Aqui é que começa o verdadeiro problema: no Universo, o carbono é um elemento extremamente “pegajoso”. Sempre que há oxigénio ou hidrogénio por perto, o carbono tende a ligar-se a eles e a formar moléculas estáveis. Para o James Webb detectar apenas carbono puro a 2 040 °C (temperatura média diurna da atmosfera da PSR J2322-2650b), seria necessário que o oxigénio e o hidrogénio tivessem sido removidos.
O impasse é que uma assinatura atmosférica - ou uma química - deste género nunca foi observada em nenhuma exoplaneta estudada até agora e, neste momento, a equipa não consegue explicar de que forma isto poderia ter acontecido. “Nenhum mecanismo de formação conhecido consegue explicar uma planeta tão enriquecida em carbono”, afirma Michael Zhang, autor principal do estudo sobre esta planeta, divulgado a 15 de Dezembro na plataforma arXiv.
PSR J2322-2650b: um pesadelo teórico
Encontrar carbono sem oxigénio é como ver fumo sem haver fogo: trata-se de uma impossibilidade termodinâmica no contexto da morte de uma estrela convencional. Se a PSR J2322-2650b fosse, como se suspeitava, o que restou de uma estrela consumida pelo seu pulsar, então deveria surgir uma enorme quantidade de oxigénio e azoto. No entanto, o espectro do James Webb é inequívoco: esses elementos ou foram removidos por um processo desconhecido, ou então nunca estiveram lá.
Como a sua origem não encaixa nos modelos habituais de nascimento planetário, os investigadores passaram a considerar uma hipótese mais “exótica”, conhecida como separação de fases.

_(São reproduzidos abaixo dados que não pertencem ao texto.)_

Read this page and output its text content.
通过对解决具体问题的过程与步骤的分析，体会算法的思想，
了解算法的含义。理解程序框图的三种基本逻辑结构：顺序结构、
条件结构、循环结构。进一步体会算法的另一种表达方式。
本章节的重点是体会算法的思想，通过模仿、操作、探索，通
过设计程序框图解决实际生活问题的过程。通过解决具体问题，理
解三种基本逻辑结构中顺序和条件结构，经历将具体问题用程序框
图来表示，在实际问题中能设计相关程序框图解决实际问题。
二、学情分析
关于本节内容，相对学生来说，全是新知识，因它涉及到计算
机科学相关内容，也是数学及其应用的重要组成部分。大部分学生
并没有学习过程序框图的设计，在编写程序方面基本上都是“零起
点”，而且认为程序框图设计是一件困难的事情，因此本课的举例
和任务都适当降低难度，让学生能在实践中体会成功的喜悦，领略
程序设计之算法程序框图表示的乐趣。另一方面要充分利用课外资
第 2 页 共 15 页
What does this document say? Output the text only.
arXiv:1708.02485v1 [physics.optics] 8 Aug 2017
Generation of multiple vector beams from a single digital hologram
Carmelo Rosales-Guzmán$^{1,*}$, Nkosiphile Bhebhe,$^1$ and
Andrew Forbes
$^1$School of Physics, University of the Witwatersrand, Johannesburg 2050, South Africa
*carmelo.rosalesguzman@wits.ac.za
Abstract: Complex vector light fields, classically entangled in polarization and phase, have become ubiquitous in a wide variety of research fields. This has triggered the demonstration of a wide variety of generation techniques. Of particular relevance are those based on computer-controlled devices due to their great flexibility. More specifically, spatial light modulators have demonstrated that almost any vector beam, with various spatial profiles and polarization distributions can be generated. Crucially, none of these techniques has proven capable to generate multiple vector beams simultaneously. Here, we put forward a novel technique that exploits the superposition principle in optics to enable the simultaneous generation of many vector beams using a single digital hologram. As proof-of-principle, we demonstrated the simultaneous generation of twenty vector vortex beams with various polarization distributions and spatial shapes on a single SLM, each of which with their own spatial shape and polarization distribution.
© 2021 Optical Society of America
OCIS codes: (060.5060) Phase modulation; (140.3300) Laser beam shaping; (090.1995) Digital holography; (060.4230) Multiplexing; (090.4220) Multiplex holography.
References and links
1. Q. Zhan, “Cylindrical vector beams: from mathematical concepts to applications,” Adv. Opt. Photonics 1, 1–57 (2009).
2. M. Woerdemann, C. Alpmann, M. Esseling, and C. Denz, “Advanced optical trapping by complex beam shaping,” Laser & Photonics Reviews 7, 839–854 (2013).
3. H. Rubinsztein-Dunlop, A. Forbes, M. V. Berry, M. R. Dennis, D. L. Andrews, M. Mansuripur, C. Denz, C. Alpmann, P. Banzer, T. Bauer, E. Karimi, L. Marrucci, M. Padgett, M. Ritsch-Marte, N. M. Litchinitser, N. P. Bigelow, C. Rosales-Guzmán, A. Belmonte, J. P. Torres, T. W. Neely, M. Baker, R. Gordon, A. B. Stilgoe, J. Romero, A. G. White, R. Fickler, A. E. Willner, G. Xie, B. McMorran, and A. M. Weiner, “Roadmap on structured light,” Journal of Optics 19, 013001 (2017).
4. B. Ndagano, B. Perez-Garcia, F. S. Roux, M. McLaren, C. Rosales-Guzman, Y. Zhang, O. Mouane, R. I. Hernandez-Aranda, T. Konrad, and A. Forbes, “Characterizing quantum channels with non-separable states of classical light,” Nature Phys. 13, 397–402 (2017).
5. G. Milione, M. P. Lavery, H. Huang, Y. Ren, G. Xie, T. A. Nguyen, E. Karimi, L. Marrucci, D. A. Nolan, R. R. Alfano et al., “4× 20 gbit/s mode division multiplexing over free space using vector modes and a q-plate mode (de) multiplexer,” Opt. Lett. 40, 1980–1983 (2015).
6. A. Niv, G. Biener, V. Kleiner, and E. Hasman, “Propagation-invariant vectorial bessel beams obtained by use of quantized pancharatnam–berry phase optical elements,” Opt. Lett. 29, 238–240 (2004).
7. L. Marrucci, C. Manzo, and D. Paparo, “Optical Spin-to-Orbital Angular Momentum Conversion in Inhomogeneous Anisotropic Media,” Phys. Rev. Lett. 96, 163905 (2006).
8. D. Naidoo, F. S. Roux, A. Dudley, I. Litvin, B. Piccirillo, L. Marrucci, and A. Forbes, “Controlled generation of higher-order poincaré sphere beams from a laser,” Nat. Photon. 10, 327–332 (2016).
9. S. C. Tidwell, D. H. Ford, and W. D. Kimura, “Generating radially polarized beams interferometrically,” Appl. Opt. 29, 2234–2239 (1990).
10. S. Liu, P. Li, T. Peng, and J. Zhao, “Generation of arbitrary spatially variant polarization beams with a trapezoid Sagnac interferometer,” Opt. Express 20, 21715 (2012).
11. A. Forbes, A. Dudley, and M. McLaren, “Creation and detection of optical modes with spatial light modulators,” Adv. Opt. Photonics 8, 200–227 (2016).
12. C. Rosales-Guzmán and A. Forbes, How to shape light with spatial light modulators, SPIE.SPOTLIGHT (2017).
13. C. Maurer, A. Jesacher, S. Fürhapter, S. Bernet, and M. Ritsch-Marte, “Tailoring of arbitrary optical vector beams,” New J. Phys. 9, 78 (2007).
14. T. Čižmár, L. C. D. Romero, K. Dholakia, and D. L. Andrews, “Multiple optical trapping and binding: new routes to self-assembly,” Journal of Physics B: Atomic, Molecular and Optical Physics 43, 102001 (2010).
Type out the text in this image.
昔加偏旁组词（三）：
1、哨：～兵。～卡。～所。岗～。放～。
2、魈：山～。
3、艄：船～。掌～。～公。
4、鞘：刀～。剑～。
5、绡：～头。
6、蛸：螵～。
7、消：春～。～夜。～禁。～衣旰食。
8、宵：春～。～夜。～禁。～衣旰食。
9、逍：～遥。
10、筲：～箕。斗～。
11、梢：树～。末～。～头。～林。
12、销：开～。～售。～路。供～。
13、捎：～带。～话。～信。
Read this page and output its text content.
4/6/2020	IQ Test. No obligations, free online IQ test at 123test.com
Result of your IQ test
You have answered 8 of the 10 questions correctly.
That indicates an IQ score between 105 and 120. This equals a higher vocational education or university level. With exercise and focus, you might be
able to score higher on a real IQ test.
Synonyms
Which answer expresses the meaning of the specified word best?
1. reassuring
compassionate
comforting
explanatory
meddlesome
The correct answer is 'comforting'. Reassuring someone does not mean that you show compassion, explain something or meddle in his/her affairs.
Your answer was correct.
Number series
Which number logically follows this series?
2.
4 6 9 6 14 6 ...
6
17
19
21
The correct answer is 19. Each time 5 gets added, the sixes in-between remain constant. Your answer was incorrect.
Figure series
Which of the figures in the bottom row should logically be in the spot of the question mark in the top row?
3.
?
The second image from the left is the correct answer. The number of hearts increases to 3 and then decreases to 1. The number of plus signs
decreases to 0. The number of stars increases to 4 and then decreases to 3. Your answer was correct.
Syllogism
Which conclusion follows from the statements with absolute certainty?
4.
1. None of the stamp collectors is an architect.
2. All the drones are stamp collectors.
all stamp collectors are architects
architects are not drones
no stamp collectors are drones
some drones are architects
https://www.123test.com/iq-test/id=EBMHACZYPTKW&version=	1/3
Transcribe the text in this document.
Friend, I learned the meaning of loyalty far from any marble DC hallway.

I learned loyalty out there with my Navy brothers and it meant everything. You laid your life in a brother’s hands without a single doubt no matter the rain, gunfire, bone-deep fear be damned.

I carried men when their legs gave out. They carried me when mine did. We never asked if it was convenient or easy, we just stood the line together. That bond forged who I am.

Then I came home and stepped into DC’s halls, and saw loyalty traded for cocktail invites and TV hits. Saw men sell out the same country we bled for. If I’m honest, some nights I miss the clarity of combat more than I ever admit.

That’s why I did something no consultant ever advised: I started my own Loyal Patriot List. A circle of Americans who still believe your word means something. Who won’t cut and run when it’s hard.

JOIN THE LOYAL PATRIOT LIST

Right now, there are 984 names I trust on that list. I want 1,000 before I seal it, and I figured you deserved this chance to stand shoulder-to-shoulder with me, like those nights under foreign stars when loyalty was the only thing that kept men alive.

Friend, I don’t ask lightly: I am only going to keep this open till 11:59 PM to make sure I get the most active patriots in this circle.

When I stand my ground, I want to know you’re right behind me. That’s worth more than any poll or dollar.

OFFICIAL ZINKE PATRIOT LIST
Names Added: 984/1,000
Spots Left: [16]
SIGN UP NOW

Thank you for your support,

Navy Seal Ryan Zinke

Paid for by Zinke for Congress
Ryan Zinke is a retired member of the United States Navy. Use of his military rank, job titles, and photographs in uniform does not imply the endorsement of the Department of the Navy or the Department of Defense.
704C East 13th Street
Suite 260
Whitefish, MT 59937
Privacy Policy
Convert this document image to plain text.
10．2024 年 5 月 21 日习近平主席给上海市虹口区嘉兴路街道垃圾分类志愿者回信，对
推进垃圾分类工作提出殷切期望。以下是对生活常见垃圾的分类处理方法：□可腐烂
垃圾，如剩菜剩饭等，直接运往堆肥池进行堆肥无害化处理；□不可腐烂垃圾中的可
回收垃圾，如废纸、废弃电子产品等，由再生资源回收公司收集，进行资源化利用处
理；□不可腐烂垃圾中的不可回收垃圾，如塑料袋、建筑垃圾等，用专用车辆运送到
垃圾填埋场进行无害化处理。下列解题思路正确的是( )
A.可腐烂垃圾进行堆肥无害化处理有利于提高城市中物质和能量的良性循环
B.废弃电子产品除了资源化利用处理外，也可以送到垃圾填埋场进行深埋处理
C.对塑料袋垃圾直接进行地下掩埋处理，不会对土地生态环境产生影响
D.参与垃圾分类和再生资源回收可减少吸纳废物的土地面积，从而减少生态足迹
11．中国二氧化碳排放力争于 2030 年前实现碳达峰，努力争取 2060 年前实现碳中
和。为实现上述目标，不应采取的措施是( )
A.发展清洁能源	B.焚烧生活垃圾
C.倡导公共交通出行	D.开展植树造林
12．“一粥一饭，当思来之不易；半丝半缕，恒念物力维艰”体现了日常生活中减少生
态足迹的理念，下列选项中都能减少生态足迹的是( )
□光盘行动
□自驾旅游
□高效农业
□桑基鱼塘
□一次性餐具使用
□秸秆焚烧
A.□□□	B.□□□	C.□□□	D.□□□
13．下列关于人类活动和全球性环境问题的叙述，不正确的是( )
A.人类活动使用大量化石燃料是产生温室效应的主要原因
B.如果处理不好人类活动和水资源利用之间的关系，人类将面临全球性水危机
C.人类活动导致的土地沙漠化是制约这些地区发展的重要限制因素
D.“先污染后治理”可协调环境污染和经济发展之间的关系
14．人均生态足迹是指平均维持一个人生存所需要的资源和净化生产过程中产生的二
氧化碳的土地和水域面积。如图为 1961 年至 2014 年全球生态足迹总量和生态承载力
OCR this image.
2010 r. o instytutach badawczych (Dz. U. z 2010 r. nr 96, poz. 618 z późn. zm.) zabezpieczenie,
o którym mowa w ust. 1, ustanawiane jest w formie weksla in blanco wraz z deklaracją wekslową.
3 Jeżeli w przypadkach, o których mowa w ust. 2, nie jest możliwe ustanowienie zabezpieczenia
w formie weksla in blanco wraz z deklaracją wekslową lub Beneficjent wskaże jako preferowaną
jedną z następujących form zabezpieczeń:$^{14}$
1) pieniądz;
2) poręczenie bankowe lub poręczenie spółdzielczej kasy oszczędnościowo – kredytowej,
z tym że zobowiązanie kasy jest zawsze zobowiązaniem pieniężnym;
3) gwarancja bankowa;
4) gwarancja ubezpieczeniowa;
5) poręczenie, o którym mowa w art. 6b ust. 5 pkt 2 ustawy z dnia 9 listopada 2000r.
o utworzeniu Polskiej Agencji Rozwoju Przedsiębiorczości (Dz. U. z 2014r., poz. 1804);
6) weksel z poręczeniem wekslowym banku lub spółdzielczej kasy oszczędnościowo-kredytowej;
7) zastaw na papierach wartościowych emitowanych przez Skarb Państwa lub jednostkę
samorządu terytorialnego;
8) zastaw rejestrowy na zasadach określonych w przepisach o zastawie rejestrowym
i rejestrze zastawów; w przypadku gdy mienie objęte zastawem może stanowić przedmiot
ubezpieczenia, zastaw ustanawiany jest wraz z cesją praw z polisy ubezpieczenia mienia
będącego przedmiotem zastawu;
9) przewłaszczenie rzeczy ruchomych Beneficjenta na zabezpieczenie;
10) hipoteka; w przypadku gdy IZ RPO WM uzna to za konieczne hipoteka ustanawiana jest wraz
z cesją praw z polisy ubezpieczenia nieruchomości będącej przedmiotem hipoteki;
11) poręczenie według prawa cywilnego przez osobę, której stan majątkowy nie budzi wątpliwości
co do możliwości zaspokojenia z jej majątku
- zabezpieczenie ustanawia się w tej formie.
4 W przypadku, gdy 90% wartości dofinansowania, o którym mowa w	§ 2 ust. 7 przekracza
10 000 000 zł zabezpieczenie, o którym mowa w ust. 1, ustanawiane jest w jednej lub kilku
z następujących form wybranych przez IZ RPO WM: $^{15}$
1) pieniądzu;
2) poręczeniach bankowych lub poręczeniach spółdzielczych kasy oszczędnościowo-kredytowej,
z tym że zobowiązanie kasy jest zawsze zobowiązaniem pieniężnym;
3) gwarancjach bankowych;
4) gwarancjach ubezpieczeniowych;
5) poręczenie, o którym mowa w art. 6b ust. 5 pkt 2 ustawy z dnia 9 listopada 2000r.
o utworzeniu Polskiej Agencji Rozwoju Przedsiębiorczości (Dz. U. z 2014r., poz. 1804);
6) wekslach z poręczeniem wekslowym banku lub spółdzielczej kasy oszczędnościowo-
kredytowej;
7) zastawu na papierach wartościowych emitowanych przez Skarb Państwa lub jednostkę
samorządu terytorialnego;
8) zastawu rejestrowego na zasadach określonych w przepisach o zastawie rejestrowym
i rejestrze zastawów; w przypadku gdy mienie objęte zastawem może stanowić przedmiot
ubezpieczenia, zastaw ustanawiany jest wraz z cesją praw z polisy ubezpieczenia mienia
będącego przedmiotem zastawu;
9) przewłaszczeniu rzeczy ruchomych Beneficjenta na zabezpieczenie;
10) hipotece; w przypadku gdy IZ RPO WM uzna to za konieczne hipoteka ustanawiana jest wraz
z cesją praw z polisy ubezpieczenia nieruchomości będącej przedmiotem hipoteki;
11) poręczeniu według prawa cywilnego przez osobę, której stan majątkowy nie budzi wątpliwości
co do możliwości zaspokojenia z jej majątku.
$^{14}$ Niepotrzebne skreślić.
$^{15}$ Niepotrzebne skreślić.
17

À medida que o pulsar arrefece, a mistura de carbono e oxigénio no interior da planeta começaria a cristalizar. Sob esta gravidade extrema, cristais de carbono puro (por serem mais leves) tenderiam a subir pelo manto até chegarem às camadas superiores, onde se misturariam com o hélio da atmosfera. Seria este carbono “à tona” que o James Webb teria detectado. Com o calor e a pressão, o carbono poderia condensar-se em nuvens de fuligem, provocando chuvas de diamantes microscópicos que afundam em direcção ao centro da planeta.
Mesmo assim, esta explicação continua a ter um ponto fraco: não resolve a ausência de oxigénio. “Parece que teremos de excluir todos os mecanismos de formação conhecidos”, admite Zhang. É também para isto que o James Webb foi concebido: para nos mostrar que ainda não conhecemos todas as regras que governam o nosso Universo. A detecção da PSR J2322-2650b é, com grande probabilidade, uma das demonstrações mais convincentes disso - porque, por si só, põe em causa o conjunto dos modelos de formação planetária hoje aceites pela comunidade astrofísica. O que não desanima Roger Romani, outro membro da equipa, que remata: “É também isso que é entusiasmante: não perceber tudo. Mal posso esperar por aprender mais sobre a estranheza desta atmosfera. Ter um enigma destes para explorar é exactamente o que torna a investigação apaixonante”.